An additional 58 were missing, NHK said, and more rain was set to hit some areas for at least another day.
The rain set off landslides and flooded rivers, trapping many people in their houses or on rooftops.
"This is a situation of extreme danger," an official at the Japanese Meteorological Agency (JMA), told a news conference.
A 3-year-old girl whose home was hit by a landslide in Hiroshima prefecture was found dead by a search team.

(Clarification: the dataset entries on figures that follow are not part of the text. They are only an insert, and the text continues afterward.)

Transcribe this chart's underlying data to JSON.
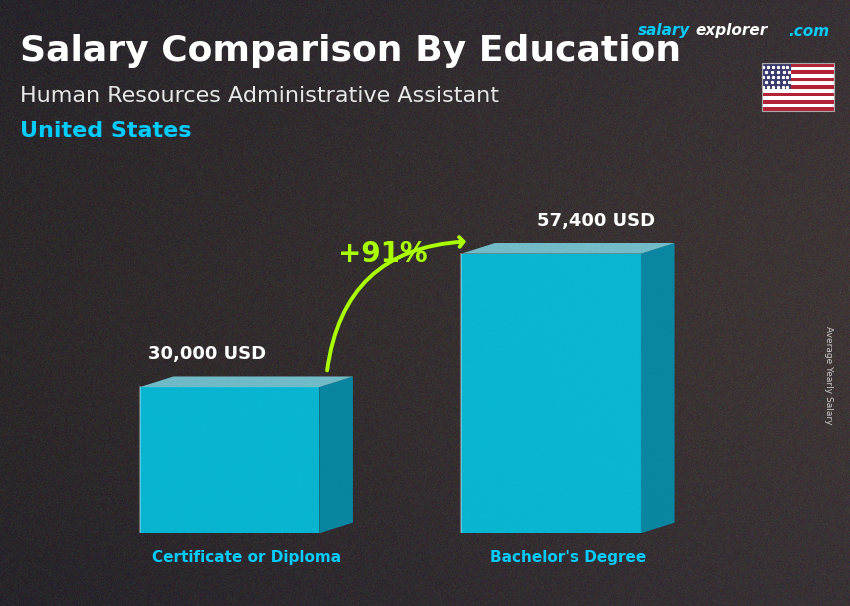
{
  "title_main": "Salary Comparison By Education",
  "title_sub": "Human Resources Administrative Assistant",
  "title_country": "United States",
  "watermark_salary": "salary",
  "watermark_explorer": "explorer",
  "watermark_com": ".com",
  "ylabel_rotated": "Average Yearly Salary",
  "categories": [
    "Certificate or Diploma",
    "Bachelor's Degree"
  ],
  "values": [
    30000,
    57400
  ],
  "value_labels": [
    "30,000 USD",
    "57,400 USD"
  ],
  "pct_label": "+91%",
  "bar_face_color": "#00d4f5",
  "bar_side_color": "#0099bb",
  "bar_top_color": "#88eeff",
  "bar_alpha": 0.82,
  "title_color": "#ffffff",
  "subtitle_color": "#e8e8e8",
  "country_color": "#00ccff",
  "label_color": "#ffffff",
  "xlabel_color": "#00ccff",
  "pct_color": "#aaff00",
  "arrow_color": "#aaff00",
  "watermark_color1": "#00ccff",
  "watermark_color2": "#ffffff",
  "watermark_color3": "#00ccff",
  "figsize": [
    8.5,
    6.06
  ],
  "dpi": 100,
  "bg_noise_seed": 42
}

"It's very painful," said one elderly man watching nearby. "I have a granddaughter the same age. If it were her, I wouldn't be able to stop crying."
Japan's government set up an emergency management center at the prime minister's office and some 54,000 rescuers from the military, police and fire departments were dispatched across a wide swath of western and southwestern Japan.
"There are still many people missing and others in need of help, we are working against time," Prime Minister Shinzo Abe said on Sunday morning.
Two sisters from an elementary school of just six pupils on the small island of Nuwa in Ehime prefecture were among the dead. The younger, a first-grader, was a star and the hope of the depopulated island, the principal told NHK.
"It was such a sudden disaster, I just cannot come to grips with it," the principal said.
Emergency warnings for severe rain in 11 prefectures - the most since a new warning system was introduced in 2013 - had been lifted by evening, but advisories for heavy rain and landslides remained in effect in many areas.
TV footage showed convenience stores with shelves mostly bare while elsewhere, residents lined up to receive water. Some 276,000 households were without water supply, Kyodo said.
Roads were closed and train services suspended in parts of western Japan, while Shinkansen bullet-train services resumed on a limited schedule after being suspended on Friday.
The rain began late last week as the remnants of a typhoon fed into a seasonal rainy front.